After endless thoughts and debates about the disruptive possibilities of text production marrying voice distribution, I have decided to focus more on Deep fake tool implementation instead of reading research papers or looking at angel investment.
Overdub by Descript needs an upfront signup, so would exhaust the 7 day free trial more judiciously. Resemble AI sounds more promising in the longer term since they have an API integration possibility, instead of Overdub which has to be used on the local machine. But the bot training did not produce very encouraging output which leads me to suspect if anything off the shelf is powerful enough to voice over anything long form. A tactical work around would be to focus on byte sized text/ audio a la Naval’s tweet storm. However, that makes the product closer to Rupi Kaur than Pablo Neruda.
The next step is to quickly (very quickly) implement a clean deep fake voice over for the next edition and set up Anchor/ Soundtrap for distribution. Most of the conversation online about voice cloning has tended to revolve around the tool’s efficacy instead of usage in art production.
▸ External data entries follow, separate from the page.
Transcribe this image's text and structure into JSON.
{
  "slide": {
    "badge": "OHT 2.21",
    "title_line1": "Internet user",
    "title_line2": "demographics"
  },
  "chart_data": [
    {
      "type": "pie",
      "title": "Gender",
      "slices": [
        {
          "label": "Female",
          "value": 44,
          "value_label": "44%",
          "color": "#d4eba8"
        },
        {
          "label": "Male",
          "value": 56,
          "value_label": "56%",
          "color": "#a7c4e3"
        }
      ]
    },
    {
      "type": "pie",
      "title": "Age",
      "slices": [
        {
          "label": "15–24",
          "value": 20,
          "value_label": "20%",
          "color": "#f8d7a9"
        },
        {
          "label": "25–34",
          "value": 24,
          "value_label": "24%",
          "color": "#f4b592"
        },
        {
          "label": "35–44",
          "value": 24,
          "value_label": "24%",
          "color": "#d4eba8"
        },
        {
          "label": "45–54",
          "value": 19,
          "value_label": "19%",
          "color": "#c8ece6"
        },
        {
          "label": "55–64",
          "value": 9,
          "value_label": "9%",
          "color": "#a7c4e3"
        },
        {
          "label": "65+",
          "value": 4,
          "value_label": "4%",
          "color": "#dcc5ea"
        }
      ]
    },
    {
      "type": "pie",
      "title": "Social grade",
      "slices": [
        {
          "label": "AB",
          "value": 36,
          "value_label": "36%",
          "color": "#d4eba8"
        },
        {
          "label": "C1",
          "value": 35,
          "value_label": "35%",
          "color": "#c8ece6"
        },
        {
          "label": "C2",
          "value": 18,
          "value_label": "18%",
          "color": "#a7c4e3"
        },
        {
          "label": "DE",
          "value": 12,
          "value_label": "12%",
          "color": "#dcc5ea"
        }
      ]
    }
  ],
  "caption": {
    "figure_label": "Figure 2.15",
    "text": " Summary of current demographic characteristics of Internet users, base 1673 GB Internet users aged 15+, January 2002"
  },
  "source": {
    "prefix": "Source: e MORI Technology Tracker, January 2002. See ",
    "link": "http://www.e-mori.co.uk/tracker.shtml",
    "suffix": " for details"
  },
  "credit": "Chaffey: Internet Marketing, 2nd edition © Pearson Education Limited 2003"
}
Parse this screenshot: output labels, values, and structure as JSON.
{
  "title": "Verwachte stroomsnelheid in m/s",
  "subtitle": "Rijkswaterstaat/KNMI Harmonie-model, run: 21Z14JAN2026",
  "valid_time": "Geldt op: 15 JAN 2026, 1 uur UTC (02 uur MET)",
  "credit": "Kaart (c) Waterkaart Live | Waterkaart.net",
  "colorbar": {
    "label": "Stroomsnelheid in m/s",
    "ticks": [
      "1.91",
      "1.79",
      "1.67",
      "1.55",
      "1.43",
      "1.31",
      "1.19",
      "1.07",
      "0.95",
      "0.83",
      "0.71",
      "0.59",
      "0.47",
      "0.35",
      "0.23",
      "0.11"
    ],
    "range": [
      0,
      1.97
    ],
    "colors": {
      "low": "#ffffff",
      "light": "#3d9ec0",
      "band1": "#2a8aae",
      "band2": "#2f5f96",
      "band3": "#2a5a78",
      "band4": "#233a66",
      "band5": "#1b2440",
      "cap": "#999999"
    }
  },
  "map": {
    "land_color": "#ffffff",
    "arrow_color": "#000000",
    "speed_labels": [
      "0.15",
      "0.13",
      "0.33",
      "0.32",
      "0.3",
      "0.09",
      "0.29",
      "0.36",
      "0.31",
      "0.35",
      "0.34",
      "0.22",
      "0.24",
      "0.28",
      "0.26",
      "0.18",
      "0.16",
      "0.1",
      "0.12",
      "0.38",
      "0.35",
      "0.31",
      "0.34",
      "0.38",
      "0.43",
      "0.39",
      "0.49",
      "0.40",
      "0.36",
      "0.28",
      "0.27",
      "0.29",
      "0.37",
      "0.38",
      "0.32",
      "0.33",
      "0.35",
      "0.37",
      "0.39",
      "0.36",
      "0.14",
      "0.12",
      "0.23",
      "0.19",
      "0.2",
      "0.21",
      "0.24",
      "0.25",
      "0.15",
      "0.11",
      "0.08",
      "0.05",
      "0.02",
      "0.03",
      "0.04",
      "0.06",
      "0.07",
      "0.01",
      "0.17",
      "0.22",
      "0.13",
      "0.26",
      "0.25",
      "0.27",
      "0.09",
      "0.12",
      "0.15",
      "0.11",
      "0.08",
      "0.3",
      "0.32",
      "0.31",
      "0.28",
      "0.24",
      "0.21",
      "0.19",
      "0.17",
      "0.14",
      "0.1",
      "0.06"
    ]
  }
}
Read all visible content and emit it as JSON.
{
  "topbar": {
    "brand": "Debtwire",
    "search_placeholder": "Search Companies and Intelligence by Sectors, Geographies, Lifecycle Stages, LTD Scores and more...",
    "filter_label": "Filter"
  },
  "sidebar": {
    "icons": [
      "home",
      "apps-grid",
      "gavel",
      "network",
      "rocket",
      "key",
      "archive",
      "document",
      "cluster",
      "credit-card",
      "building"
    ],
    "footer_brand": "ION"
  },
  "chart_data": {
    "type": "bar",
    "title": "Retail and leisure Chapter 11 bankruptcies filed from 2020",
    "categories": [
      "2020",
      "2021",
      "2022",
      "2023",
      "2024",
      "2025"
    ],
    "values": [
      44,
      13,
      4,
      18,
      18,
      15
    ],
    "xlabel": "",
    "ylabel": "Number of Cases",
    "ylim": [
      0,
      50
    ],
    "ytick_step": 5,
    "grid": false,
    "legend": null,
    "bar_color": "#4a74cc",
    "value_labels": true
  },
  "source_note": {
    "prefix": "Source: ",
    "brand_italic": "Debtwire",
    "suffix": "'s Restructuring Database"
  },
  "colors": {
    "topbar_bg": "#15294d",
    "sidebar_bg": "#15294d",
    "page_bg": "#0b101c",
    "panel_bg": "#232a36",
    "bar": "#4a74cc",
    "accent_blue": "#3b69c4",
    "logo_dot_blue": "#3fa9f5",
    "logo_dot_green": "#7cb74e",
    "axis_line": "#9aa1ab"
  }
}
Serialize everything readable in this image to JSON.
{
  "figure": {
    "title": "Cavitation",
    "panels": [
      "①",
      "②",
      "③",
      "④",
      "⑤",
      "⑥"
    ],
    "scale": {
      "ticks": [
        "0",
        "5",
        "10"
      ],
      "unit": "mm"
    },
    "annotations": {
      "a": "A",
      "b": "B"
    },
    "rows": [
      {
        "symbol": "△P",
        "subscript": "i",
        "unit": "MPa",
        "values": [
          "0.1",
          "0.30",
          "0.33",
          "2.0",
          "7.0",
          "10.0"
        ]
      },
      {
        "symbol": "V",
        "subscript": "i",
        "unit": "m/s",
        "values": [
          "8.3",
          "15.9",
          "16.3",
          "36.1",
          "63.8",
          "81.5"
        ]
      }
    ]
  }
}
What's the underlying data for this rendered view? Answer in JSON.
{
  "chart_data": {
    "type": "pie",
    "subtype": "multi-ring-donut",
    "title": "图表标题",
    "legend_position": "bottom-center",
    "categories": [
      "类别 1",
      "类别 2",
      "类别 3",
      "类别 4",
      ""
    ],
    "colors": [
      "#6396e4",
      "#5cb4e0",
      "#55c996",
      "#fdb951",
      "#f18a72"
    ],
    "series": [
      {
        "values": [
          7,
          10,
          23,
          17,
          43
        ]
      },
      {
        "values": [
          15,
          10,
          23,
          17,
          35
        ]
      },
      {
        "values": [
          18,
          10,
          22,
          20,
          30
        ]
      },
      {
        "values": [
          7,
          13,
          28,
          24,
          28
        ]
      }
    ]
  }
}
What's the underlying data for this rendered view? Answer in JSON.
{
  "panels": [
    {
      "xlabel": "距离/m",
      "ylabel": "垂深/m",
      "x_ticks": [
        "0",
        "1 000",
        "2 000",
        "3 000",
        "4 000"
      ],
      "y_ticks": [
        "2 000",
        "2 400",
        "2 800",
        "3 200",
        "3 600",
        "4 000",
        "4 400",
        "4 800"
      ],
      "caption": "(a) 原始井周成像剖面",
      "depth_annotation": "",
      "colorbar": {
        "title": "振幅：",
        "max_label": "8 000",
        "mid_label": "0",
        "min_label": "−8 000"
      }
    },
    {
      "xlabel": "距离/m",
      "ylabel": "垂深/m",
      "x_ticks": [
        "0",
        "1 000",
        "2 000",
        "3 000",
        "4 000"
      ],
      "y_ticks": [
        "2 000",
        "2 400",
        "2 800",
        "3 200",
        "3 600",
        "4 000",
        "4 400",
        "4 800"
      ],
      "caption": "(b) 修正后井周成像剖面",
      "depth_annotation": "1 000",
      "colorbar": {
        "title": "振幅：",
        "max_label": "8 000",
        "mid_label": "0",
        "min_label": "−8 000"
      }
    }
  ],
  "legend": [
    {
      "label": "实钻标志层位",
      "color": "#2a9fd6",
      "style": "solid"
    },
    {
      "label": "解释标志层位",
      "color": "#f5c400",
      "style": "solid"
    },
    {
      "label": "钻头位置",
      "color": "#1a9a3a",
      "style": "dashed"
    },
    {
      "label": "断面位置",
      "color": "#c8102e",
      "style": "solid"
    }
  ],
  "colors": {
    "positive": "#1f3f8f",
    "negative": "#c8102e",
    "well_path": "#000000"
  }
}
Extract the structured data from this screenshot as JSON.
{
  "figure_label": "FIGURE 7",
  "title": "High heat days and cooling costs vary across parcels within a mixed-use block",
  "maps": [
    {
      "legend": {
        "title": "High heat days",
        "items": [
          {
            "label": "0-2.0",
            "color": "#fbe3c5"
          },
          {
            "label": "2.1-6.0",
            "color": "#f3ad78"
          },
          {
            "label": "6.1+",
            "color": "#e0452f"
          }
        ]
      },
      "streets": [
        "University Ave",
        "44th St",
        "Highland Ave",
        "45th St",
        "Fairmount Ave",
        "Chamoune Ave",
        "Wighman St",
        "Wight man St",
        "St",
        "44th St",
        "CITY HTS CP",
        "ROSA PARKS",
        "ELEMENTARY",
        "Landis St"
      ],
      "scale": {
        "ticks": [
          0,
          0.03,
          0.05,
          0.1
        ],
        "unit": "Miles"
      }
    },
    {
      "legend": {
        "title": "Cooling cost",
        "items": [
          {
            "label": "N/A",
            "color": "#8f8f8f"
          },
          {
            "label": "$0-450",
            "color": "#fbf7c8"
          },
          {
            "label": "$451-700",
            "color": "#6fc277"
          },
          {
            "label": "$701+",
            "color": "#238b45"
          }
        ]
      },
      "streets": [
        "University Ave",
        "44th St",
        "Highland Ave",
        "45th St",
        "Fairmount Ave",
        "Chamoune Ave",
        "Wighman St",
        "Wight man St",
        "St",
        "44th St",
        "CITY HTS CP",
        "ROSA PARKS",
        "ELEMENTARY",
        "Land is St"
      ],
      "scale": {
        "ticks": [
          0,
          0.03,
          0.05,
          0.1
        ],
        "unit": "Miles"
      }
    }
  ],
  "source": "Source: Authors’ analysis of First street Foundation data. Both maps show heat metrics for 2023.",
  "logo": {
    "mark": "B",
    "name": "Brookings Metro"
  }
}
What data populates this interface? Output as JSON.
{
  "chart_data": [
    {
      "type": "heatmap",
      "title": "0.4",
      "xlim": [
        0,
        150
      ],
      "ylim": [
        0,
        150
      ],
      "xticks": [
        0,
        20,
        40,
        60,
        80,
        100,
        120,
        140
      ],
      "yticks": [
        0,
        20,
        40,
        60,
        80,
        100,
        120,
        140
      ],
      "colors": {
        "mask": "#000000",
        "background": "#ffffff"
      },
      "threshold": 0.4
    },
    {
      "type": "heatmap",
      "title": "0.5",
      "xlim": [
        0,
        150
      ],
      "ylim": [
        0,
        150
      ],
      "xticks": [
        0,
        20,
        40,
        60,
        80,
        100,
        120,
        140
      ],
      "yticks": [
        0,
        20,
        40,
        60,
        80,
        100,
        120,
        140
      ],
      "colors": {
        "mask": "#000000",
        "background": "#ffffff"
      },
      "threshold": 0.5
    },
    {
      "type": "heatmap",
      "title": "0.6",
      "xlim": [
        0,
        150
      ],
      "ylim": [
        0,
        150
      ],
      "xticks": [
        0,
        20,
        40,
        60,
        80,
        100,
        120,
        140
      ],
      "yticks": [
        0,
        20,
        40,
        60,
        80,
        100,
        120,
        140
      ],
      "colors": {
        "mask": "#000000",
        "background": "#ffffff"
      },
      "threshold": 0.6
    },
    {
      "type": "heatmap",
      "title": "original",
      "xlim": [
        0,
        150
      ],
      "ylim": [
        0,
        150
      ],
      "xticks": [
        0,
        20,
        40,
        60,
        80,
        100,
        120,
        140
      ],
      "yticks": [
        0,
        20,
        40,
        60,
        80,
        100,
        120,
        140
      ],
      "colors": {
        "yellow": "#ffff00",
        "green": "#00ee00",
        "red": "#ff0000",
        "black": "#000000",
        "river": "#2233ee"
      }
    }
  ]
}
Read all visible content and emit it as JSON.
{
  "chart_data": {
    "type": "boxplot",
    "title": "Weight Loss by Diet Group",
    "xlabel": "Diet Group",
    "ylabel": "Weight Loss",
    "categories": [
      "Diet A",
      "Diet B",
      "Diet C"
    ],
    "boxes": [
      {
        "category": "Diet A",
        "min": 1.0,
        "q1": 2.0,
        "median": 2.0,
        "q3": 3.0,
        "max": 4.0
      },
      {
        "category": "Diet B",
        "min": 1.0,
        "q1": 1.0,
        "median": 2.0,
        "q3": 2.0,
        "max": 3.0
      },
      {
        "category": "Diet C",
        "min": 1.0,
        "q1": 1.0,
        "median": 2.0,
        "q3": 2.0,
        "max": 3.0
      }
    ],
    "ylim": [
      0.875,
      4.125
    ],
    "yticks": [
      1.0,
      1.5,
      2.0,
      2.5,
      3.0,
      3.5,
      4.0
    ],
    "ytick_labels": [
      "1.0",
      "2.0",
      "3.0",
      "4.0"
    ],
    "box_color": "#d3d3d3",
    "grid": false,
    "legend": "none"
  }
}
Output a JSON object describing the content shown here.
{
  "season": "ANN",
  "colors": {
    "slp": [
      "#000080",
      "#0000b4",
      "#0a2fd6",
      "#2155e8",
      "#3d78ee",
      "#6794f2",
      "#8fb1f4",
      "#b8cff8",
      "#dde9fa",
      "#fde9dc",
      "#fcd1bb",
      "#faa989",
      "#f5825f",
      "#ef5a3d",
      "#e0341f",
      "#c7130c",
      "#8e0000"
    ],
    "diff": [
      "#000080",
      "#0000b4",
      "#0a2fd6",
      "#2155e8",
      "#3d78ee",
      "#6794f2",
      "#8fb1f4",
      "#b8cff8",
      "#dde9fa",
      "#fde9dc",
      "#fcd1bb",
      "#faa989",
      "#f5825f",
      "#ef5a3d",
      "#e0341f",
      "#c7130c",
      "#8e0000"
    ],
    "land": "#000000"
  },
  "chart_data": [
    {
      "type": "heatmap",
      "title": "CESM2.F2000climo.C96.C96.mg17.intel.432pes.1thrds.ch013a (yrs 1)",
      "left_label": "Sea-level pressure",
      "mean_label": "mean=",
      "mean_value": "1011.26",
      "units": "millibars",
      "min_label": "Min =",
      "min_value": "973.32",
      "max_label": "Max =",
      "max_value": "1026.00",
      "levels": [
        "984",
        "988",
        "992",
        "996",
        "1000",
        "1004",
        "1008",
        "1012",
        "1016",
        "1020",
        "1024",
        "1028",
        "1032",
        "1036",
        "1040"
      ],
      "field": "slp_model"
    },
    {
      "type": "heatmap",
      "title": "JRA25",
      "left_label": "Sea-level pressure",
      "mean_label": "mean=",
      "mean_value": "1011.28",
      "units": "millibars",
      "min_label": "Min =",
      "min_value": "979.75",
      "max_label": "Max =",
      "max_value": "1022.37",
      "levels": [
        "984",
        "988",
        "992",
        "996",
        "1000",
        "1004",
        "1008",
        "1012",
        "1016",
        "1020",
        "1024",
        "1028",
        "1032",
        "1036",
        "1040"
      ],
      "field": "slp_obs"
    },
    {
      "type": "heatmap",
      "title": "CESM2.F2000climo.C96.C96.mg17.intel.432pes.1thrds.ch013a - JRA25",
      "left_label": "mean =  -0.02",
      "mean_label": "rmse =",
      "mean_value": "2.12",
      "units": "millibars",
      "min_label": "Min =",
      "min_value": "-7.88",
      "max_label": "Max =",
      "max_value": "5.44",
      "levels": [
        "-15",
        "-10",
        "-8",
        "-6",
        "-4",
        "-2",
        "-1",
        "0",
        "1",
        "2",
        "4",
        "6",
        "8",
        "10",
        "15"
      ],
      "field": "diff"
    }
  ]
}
But the arbitrage in this case lies in figuring out the distribution. The million dollar question is not how well can deep fakes replicate Jay Z or Aaron Sorkin. We know the answer to that already. The non trivial question is how would information be consumed in the future? Would AR kill text? Is audio resurgence in the Youtube era a pattern we would see often? Or does Neuralink disrupt sensory perception completely?
I’d let the market educate me on that one.